In 2014, 76 percent of people living with HIV in Baltimore were black, according to AIDSVU, a National Institute of Heath-funded website to prevent the spread of HIV and other sexually transmitted diseases. And black men in Baltimore are 11.1 times more likely to be diagnosed with HIV than white men.

Bradley says he and his Hopkins colleagues struggle with the delicate task of making data and information about HIV relevant, accessible, and meaningful to the people they serve, given the hospital’s lingering reputation.

"So people just don’t feel that we keep coming and running an HIV test collecting blood and writing papers and getting rich," says Bradley. "We also need to be clear that Hopkins has the reputation it has now this is tough to deal with, Hopkins is who it is because of the suffering of people in Baltimore."

Kingon says the health department’s care providers have changed the way they interact with patients in hopes of changing the negative narratives. She says rather than looking just at the disease, they look at the whole patient and try to create rapport.

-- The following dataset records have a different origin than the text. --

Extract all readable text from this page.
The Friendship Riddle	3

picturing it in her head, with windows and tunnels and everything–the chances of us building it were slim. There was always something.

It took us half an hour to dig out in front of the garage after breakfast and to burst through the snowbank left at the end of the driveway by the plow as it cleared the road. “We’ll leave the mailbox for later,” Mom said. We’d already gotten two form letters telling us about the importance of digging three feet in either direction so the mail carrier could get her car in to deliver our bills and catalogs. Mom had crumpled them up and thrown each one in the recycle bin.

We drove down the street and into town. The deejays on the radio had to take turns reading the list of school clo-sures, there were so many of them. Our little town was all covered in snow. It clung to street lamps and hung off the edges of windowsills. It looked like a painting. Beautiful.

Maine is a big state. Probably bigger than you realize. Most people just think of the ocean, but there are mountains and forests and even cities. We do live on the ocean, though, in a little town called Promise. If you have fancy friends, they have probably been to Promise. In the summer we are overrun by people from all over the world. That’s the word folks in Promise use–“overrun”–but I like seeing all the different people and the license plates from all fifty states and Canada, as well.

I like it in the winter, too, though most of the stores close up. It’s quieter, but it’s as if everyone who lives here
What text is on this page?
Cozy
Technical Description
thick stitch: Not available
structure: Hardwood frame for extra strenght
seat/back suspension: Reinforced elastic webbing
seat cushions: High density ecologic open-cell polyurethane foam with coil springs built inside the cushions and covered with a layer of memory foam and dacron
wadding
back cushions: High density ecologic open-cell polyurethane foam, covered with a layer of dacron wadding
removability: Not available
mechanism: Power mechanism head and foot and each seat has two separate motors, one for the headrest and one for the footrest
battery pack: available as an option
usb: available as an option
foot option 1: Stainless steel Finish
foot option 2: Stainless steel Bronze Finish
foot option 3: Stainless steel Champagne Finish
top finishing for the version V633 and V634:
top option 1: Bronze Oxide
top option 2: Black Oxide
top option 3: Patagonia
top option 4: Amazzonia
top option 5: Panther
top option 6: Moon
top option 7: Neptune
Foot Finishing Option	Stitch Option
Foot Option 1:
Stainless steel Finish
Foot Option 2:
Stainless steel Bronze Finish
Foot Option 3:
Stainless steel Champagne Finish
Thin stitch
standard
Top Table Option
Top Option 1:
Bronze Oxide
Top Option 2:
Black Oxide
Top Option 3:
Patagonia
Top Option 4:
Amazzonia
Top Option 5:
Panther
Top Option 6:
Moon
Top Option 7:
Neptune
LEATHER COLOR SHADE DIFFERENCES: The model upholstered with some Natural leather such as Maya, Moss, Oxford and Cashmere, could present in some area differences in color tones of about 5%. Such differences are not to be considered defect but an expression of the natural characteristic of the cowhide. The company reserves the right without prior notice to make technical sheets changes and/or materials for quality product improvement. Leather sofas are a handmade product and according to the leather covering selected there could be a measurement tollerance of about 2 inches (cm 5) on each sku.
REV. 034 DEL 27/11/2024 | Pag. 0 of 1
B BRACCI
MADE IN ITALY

"We would say things like, 'Why don’t you just come in every three months, I promise I won’t talk about meds. We will do some labs if you are okay with that. Let me just know how you are doing,'" says Kingon.

Meanwhile, Bademosi is taking a different approach to ease suspicions and help young men with HIV stay in continuous care.

"So we need to find stories," says Bademosi. "Stories are going to help us understand you know all these very mysterious things about healthcare. Let’s humanize healthcare."

Bademosi says he hopes that through storytelling he can change the narrative and mend the wounds of the past.